Menurut Zulkifli Khamis alias Pak Uban, kebijakan yang dijalankan melalui program Green Policing merupakan langkah penting dalam menjaga kelestarian ekosistem pesisir Riau, khususnya hutan mangrove yang selama ini mengalami kerusakan akibat penebangan liar.
Ia menilai keberadaan panglong arang ilegal tidak hanya berdampak terhadap kerusakan lingkungan, tetapi juga menimbulkan gangguan kesehatan bagi masyarakat akibat polusi asap yang dihasilkan.
“Kami masyarakat Pulau Merbau mengapresiasi keberanian Bapak Kapolda Riau, Irjen Pol. Dr. Herry Heryawan, S.I.K., M.H., M.Hum., yang tegas menindak panglong arang ilegal. Ini bukan sekadar penegakan hukum, tetapi juga upaya menjaga kelestarian alam Riau agar generasi mendatang masih dapat menikmati hutan mangrove yang hijau,” ujar Zulkifli Khamis, Kamis (12/5/2026).

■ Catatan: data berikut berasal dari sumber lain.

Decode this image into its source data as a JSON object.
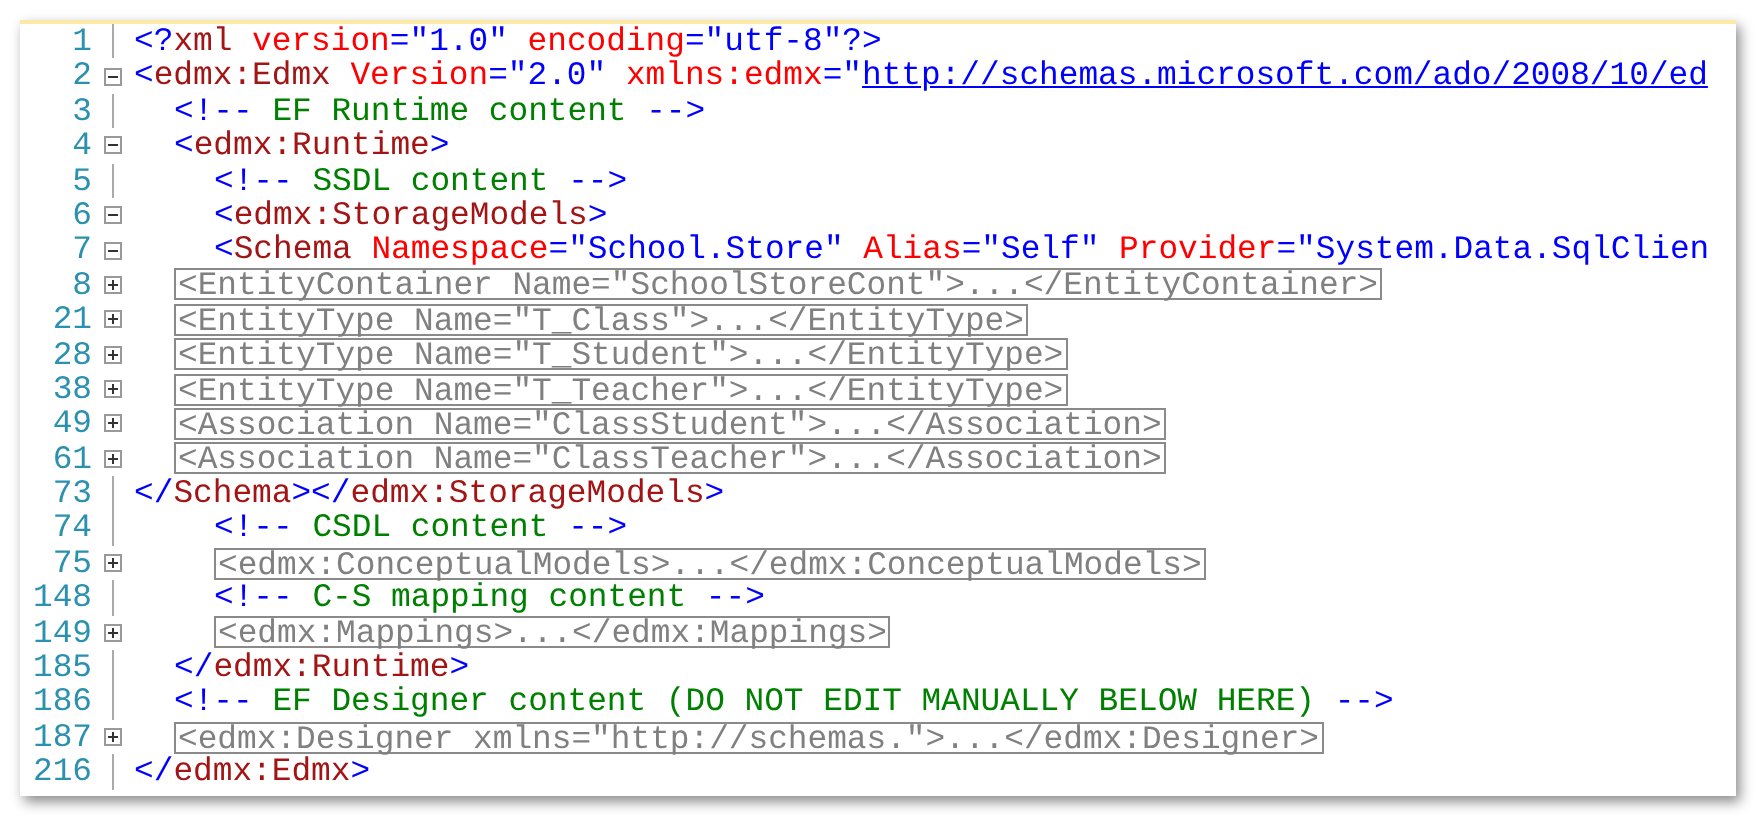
{
  "editor": {
    "lines": [
      {
        "number": "1",
        "kind": "root",
        "segments": [
          {
            "kind": "code",
            "tokens": [
              {
                "kind": "delim",
                "text": "<?"
              },
              {
                "kind": "tag",
                "text": "xml"
              },
              {
                "kind": "attr",
                "text": " version"
              },
              {
                "kind": "value",
                "text": "=\"1.0\""
              },
              {
                "kind": "attr",
                "text": " encoding"
              },
              {
                "kind": "value",
                "text": "=\"utf-8\""
              },
              {
                "kind": "delim",
                "text": "?>"
              }
            ]
          }
        ]
      },
      {
        "number": "2",
        "kind": "root",
        "expanded": true,
        "segments": [
          {
            "kind": "code",
            "tokens": [
              {
                "kind": "delim",
                "text": "<"
              },
              {
                "kind": "tag",
                "text": "edmx:Edmx"
              },
              {
                "kind": "attr",
                "text": " Version"
              },
              {
                "kind": "value",
                "text": "=\"2.0\""
              },
              {
                "kind": "attr",
                "text": " xmlns:edmx"
              },
              {
                "kind": "value",
                "text": "=\""
              }
            ]
          },
          {
            "kind": "link",
            "text": "http://schemas.microsoft.com/ado/2008/10/ed"
          }
        ]
      },
      {
        "number": "3",
        "kind": "child",
        "segments": [
          {
            "kind": "code",
            "tokens": [
              {
                "kind": "delim",
                "text": "<!--"
              },
              {
                "kind": "comment",
                "text": " EF Runtime content "
              },
              {
                "kind": "delim",
                "text": "-->"
              }
            ]
          }
        ]
      },
      {
        "number": "4",
        "kind": "child",
        "expanded": true,
        "segments": [
          {
            "kind": "code",
            "tokens": [
              {
                "kind": "delim",
                "text": "<"
              },
              {
                "kind": "tag",
                "text": "edmx:Runtime"
              },
              {
                "kind": "delim",
                "text": ">"
              }
            ]
          }
        ]
      },
      {
        "number": "5",
        "kind": "grandchild",
        "segments": [
          {
            "kind": "code",
            "tokens": [
              {
                "kind": "delim",
                "text": "<!--"
              },
              {
                "kind": "comment",
                "text": " SSDL content "
              },
              {
                "kind": "delim",
                "text": "-->"
              }
            ]
          }
        ]
      },
      {
        "number": "6",
        "kind": "grandchild",
        "expanded": true,
        "segments": [
          {
            "kind": "code",
            "tokens": [
              {
                "kind": "delim",
                "text": "<"
              },
              {
                "kind": "tag",
                "text": "edmx:StorageModels"
              },
              {
                "kind": "delim",
                "text": ">"
              }
            ]
          }
        ]
      },
      {
        "number": "7",
        "kind": "grandchild",
        "expanded": true,
        "segments": [
          {
            "kind": "code",
            "tokens": [
              {
                "kind": "delim",
                "text": "<"
              },
              {
                "kind": "tag",
                "text": "Schema"
              },
              {
                "kind": "attr",
                "text": " Namespace"
              },
              {
                "kind": "value",
                "text": "=\"School.Store\""
              },
              {
                "kind": "attr",
                "text": " Alias"
              },
              {
                "kind": "value",
                "text": "=\"Self\""
              },
              {
                "kind": "attr",
                "text": " Provider"
              },
              {
                "kind": "value",
                "text": "=\"System.Data.SqlClien"
              }
            ]
          }
        ]
      },
      {
        "number": "8",
        "kind": "child",
        "expanded": false,
        "segments": [
          {
            "kind": "collapsed",
            "text": "<EntityContainer Name=\"SchoolStoreCont\">...</EntityContainer>"
          }
        ]
      },
      {
        "number": "21",
        "kind": "child",
        "expanded": false,
        "segments": [
          {
            "kind": "collapsed",
            "text": "<EntityType Name=\"T_Class\">...</EntityType>"
          }
        ]
      },
      {
        "number": "28",
        "kind": "child",
        "expanded": false,
        "segments": [
          {
            "kind": "collapsed",
            "text": "<EntityType Name=\"T_Student\">...</EntityType>"
          }
        ]
      },
      {
        "number": "38",
        "kind": "child",
        "expanded": false,
        "segments": [
          {
            "kind": "collapsed",
            "text": "<EntityType Name=\"T_Teacher\">...</EntityType>"
          }
        ]
      },
      {
        "number": "49",
        "kind": "child",
        "expanded": false,
        "segments": [
          {
            "kind": "collapsed",
            "text": "<Association Name=\"ClassStudent\">...</Association>"
          }
        ]
      },
      {
        "number": "61",
        "kind": "child",
        "expanded": false,
        "segments": [
          {
            "kind": "collapsed",
            "text": "<Association Name=\"ClassTeacher\">...</Association>"
          }
        ]
      },
      {
        "number": "73",
        "kind": "root",
        "segments": [
          {
            "kind": "code",
            "tokens": [
              {
                "kind": "delim",
                "text": "</"
              },
              {
                "kind": "tag",
                "text": "Schema"
              },
              {
                "kind": "delim",
                "text": "></"
              },
              {
                "kind": "tag",
                "text": "edmx:StorageModels"
              },
              {
                "kind": "delim",
                "text": ">"
              }
            ]
          }
        ]
      },
      {
        "number": "74",
        "kind": "grandchild",
        "segments": [
          {
            "kind": "code",
            "tokens": [
              {
                "kind": "delim",
                "text": "<!--"
              },
              {
                "kind": "comment",
                "text": " CSDL content "
              },
              {
                "kind": "delim",
                "text": "-->"
              }
            ]
          }
        ]
      },
      {
        "number": "75",
        "kind": "grandchild",
        "expanded": false,
        "segments": [
          {
            "kind": "collapsed",
            "text": "<edmx:ConceptualModels>...</edmx:ConceptualModels>"
          }
        ]
      },
      {
        "number": "148",
        "kind": "grandchild",
        "segments": [
          {
            "kind": "code",
            "tokens": [
              {
                "kind": "delim",
                "text": "<!--"
              },
              {
                "kind": "comment",
                "text": " C-S mapping content "
              },
              {
                "kind": "delim",
                "text": "-->"
              }
            ]
          }
        ]
      },
      {
        "number": "149",
        "kind": "grandchild",
        "expanded": false,
        "segments": [
          {
            "kind": "collapsed",
            "text": "<edmx:Mappings>...</edmx:Mappings>"
          }
        ]
      },
      {
        "number": "185",
        "kind": "child",
        "segments": [
          {
            "kind": "code",
            "tokens": [
              {
                "kind": "delim",
                "text": "</"
              },
              {
                "kind": "tag",
                "text": "edmx:Runtime"
              },
              {
                "kind": "delim",
                "text": ">"
              }
            ]
          }
        ]
      },
      {
        "number": "186",
        "kind": "child",
        "segments": [
          {
            "kind": "code",
            "tokens": [
              {
                "kind": "delim",
                "text": "<!--"
              },
              {
                "kind": "comment",
                "text": " EF Designer content (DO NOT EDIT MANUALLY BELOW HERE) "
              },
              {
                "kind": "delim",
                "text": "-->"
              }
            ]
          }
        ]
      },
      {
        "number": "187",
        "kind": "child",
        "expanded": false,
        "segments": [
          {
            "kind": "collapsed",
            "text": "<edmx:Designer xmlns=\"http://schemas.\">...</edmx:Designer>"
          }
        ]
      },
      {
        "number": "216",
        "kind": "root",
        "segments": [
          {
            "kind": "code",
            "tokens": [
              {
                "kind": "delim",
                "text": "</"
              },
              {
                "kind": "tag",
                "text": "edmx:Edmx"
              },
              {
                "kind": "delim",
                "text": ">"
              }
            ]
          }
        ]
      }
    ]
  }
}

Ia menambahkan, kerusakan hutan mangrove di wilayah Kepulauan Meranti sudah cukup mengkhawatirkan dan perlu menjadi perhatian bersama. Karena itu, dukungan masyarakat terhadap upaya penertiban dinilai penting demi menjaga keseimbangan lingkungan dan mencegah abrasi di wilayah pesisir.
Zulkifli juga mengajak seluruh elemen masyarakat di Pulau Merbau dan Kabupaten Kepulauan Meranti untuk mendukung program “Riau Hijau” yang diinisiasi Polda Riau melalui pendekatan Green Policing.
Meski demikian, ia berharap penertiban terhadap panglong ilegal turut dibarengi solusi bagi masyarakat kecil yang selama ini bergantung pada sektor tersebut sebagai sumber mata pencaharian.
“Kami berharap ada solusi alternatif bagi pekerja kecil yang terdampak, sehingga pelestarian lingkungan dan kesejahteraan masyarakat dapat berjalan beriringan,” tutupnya.
“Jaga Mangrove Hari Ini, Selamatkan Bumi untuk Generasi Nanti.”